Broadway icon, musical theater diva and celebrated chanteuse Patti LuPone has earned numerous accolades during her long career.
LuPone won the Tony Award for her roles as Joanne in Marianne Elliott’s award-winning production of the Stephen Sondheim-George Furth musical “Company,” Madame Rose in the most recent Broadway revival of the Jule Styne-Stephen Sondheim-Arthur Laurents classic “Gypsy” and the title role in the original Broadway production of Andrew Lloyd Webber and Tim Rice’s “Evita.”
Don’t Cry for Argentina, or LuPone, as she brings her one-woman show “Don’t Monkey with Broadway” for one night only in the Renée and Henry Segerstrom Concert Hall on February 9.
During her show, LuPone explores how her life-long love affair with Broadway began and her concern for what the Great White Way is becoming today. During her musical journey, LuPone interprets classic Broadway show tunes by such varied composers as Richard Rodgers, Lorenz Hart, Jule Styne, Stephen Schwartz, Charles Strouse, Leonard Bernstein, Stephen Sondheim, Cole Porter, and Irving Berlin.
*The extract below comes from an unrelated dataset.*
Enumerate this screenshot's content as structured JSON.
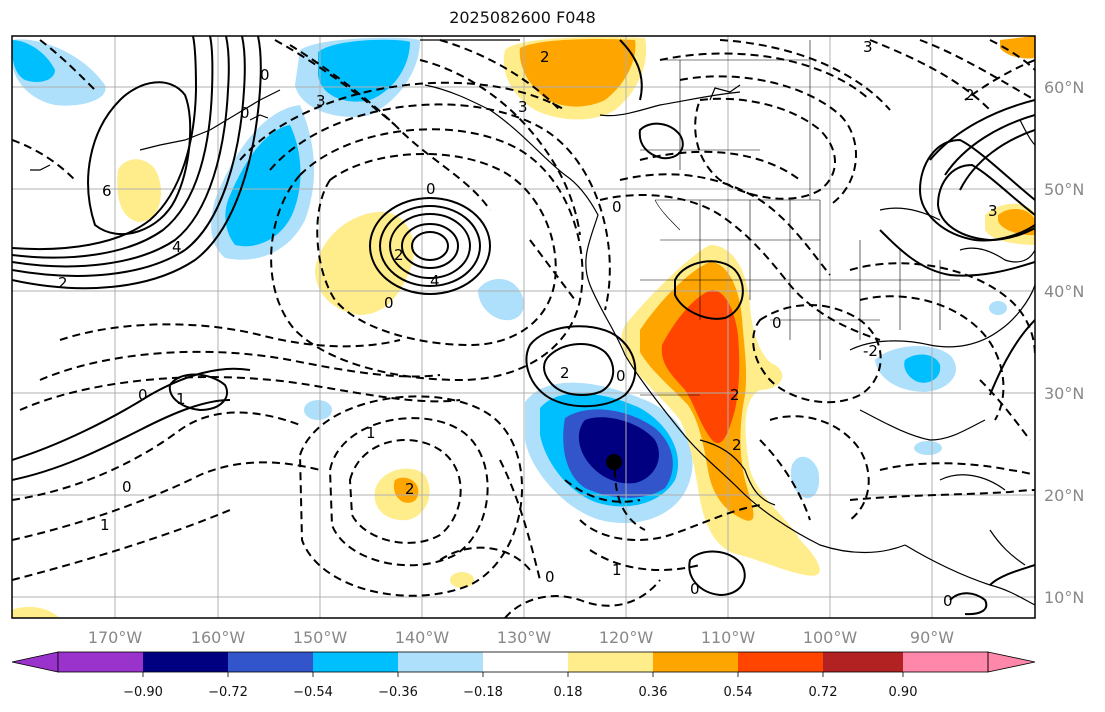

In case you missed LuPone’s most recent endeavors, she garnered raves reviews in the Scott Frankel-Michael Korie-Douglas Wright musical “War Paint” (Tony, Drama Desk and Outer Critics Circle Award nominations for Best Actress in a Musical), and the Lincoln Center Theater’s production of the David Yazbeck-Jeffrey Lane musical “Women on the Verge of a Nervous Breakdown,” for which she was nominated for Tony, Drama Desk and Outer Critics Circle Awards.
In London, where she most recently won her second Olivier Award for her performance as Joanne in “Company,” she recreated her Broadway performance of Maria Callas in “Master Class,” created the role of Norma Desmond in “Sunset Boulevard” (Olivier Award nomination) and won her first Olivier Award for her performances as Fantine in the original production of “Les Miserables” and in the Acting Company production of “The Cradle Will Rock.”
Her complete Broadway, film and TV resume is lengthy and impressive. Impressive is also an apt description of her previous one-woman show at Segerstrom Center in September 2016: “Coulda, Woulda, Shoulda…played that part.”
During that exciting evening, LuPone’s charming and charismatic personality shone bright as she sang songs from musicals she wished she’d been in, and of course classics from her starring roles.